In Hopper v. State (1985) Ind., 475 N.E.2d 20, the defendant was convicted of Criminal Confinement and Criminal Confinement with a Deadly Weapon for activities occurring in one continuous act. In reversing the Criminal Confinement conviction, the court stated: "There was but one confinement and both convictions flowed from that offense. It is improper to twice sentence for the same offense in a single proceeding." Hopper, supra, 475 N.E.2d at 22. Our Supreme Court again seemingly indicated that, for double jeopardy purposes, confinement is a single offense. Whether the implications of Hopper and Haggard may be reconciled with the seemingly contradictory holding in Kelly lies within the context in which our Supreme Court addressed the statute. We do not read Kelly so expansively as to suggest that I.C. XX-XX-X-X lists two separate and distinct offenses, which may result in convictions for both, even when they are committed in one continuous episode. Kelly was considered in the context of jury instructions and charging informations. Its message is that the State must be precise when describing the allegedly criminal behavior in the charging information. It also states that the court may not instruct the *718 jury that it may convict upon proof of an element or activity not set out in the charging instrument. However, in a double jeopardy context, such as in Haggard and Hopper, our Supreme Court has consistently held that I.C. XX-XX-X-X defines one offense. When the confinement episode is continuous, only one confinement offense is committed, and multiple confinement convictions are improper. Haggard, supra; Hopper, supra. We therefore hold that a violation of I.C. XX-XX-X-X during one continuous confinement may result in only one confinement conviction, notwithstanding that the defendant engaged in two different acts, one proscribed in subsection one, and the other in subsection two.
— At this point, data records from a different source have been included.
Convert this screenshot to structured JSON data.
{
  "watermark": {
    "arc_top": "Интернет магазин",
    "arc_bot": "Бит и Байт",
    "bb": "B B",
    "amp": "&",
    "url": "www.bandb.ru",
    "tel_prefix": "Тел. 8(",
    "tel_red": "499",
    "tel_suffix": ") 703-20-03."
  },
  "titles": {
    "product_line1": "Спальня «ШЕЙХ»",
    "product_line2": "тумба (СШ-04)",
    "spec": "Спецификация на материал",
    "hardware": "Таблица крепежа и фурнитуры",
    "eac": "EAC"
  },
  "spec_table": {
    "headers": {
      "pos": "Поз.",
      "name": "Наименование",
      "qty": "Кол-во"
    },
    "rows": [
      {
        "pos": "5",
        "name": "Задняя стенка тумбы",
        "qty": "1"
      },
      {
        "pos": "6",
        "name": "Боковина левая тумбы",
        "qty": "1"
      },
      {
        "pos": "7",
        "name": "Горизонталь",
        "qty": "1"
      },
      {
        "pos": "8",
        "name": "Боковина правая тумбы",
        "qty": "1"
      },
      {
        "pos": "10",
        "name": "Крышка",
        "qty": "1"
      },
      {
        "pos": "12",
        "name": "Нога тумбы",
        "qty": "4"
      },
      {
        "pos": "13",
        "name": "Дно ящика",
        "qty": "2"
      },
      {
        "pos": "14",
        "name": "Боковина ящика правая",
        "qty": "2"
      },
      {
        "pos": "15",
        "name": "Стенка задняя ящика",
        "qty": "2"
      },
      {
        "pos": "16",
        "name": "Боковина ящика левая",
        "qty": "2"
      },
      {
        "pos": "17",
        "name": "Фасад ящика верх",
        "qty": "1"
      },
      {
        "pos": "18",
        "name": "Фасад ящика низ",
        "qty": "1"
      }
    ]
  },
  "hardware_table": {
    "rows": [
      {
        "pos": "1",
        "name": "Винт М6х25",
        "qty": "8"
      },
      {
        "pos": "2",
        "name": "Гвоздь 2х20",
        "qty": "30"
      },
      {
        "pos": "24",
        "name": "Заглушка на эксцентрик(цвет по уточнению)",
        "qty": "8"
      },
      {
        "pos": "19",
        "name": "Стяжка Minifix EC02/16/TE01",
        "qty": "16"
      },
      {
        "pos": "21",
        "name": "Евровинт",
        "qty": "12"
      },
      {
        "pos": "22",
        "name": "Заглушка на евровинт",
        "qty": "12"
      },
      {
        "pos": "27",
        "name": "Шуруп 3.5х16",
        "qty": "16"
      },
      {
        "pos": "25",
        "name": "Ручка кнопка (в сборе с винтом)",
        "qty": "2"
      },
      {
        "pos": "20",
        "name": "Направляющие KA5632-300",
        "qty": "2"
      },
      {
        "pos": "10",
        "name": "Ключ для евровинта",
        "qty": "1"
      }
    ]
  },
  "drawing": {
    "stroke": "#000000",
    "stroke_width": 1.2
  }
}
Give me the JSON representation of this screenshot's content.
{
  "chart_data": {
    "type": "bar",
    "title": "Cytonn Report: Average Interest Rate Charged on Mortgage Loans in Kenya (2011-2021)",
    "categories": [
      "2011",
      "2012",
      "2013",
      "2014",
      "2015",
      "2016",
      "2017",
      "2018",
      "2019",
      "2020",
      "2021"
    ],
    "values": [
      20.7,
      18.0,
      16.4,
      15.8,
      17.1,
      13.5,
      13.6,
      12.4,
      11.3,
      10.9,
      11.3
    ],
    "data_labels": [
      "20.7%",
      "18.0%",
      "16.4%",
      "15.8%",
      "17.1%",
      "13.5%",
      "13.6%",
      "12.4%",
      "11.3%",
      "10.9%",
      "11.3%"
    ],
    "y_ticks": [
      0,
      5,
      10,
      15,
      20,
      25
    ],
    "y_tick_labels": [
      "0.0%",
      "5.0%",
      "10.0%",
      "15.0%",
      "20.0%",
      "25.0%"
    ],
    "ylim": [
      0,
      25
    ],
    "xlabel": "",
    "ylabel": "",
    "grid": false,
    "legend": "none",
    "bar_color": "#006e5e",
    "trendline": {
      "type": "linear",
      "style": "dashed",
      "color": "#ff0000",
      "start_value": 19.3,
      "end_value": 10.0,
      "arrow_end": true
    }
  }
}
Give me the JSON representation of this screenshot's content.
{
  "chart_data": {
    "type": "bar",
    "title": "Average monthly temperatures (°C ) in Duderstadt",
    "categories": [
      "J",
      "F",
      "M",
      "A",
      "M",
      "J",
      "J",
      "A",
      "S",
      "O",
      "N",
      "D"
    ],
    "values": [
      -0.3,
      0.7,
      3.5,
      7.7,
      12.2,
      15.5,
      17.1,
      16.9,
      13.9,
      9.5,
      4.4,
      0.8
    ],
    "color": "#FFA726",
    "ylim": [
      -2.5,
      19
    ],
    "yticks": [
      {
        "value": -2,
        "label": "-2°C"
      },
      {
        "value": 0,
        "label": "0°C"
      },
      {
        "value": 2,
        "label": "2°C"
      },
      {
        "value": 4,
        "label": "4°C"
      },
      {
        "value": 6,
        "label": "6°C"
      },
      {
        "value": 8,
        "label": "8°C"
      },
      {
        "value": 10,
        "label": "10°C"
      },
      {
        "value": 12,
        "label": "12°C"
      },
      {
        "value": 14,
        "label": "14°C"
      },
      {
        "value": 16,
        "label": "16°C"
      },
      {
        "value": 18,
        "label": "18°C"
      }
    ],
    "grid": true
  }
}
In the instant case, H.S. was confined by removal, a violation of subsection two, when she was compelled at gunpoint to move from the front door to S.K.'s bedroom. Her confinement while in S.K.'s bedroom during the sexual assaults was of the kind defined in subsection one restraint. However, at no time did H.S. escape from Idle's detention, although his attention was briefly diverted. It cannot be said that there were two distinct periods of confinement. Therefore, H.S. was the victim of only one continuous episode of confinement, and Idle may not be convicted twice for that single offense.
We remand to the trial court with instructions to vacate Idle's Confinement conviction under either Count I or Count V, and to modify the sentence accordingly. The confinement conviction under Count II is affirmed as are the Criminal Deviate Conduct and Rape convictions under Counts III and IV. In all other respects, the judgment of the trial court is affirmed.
BUCHANAN and SHARPNACK, JJ., concur.
NOTES
[1] I.C. XX-XX-X-X (Burns Code Ed.Supp. 1991).
[2] I.C. XX-XX-X-X (Burns Code Ed. 1985).
[3] I.C. XX-XX-X-X (Burns Code Ed.Supp. 1991).
[4] Kidnapping differs from confinement only in that the former is purposeful removal or restraint, whereas the latter is knowing removal or restraint. That difference is inconsequential here.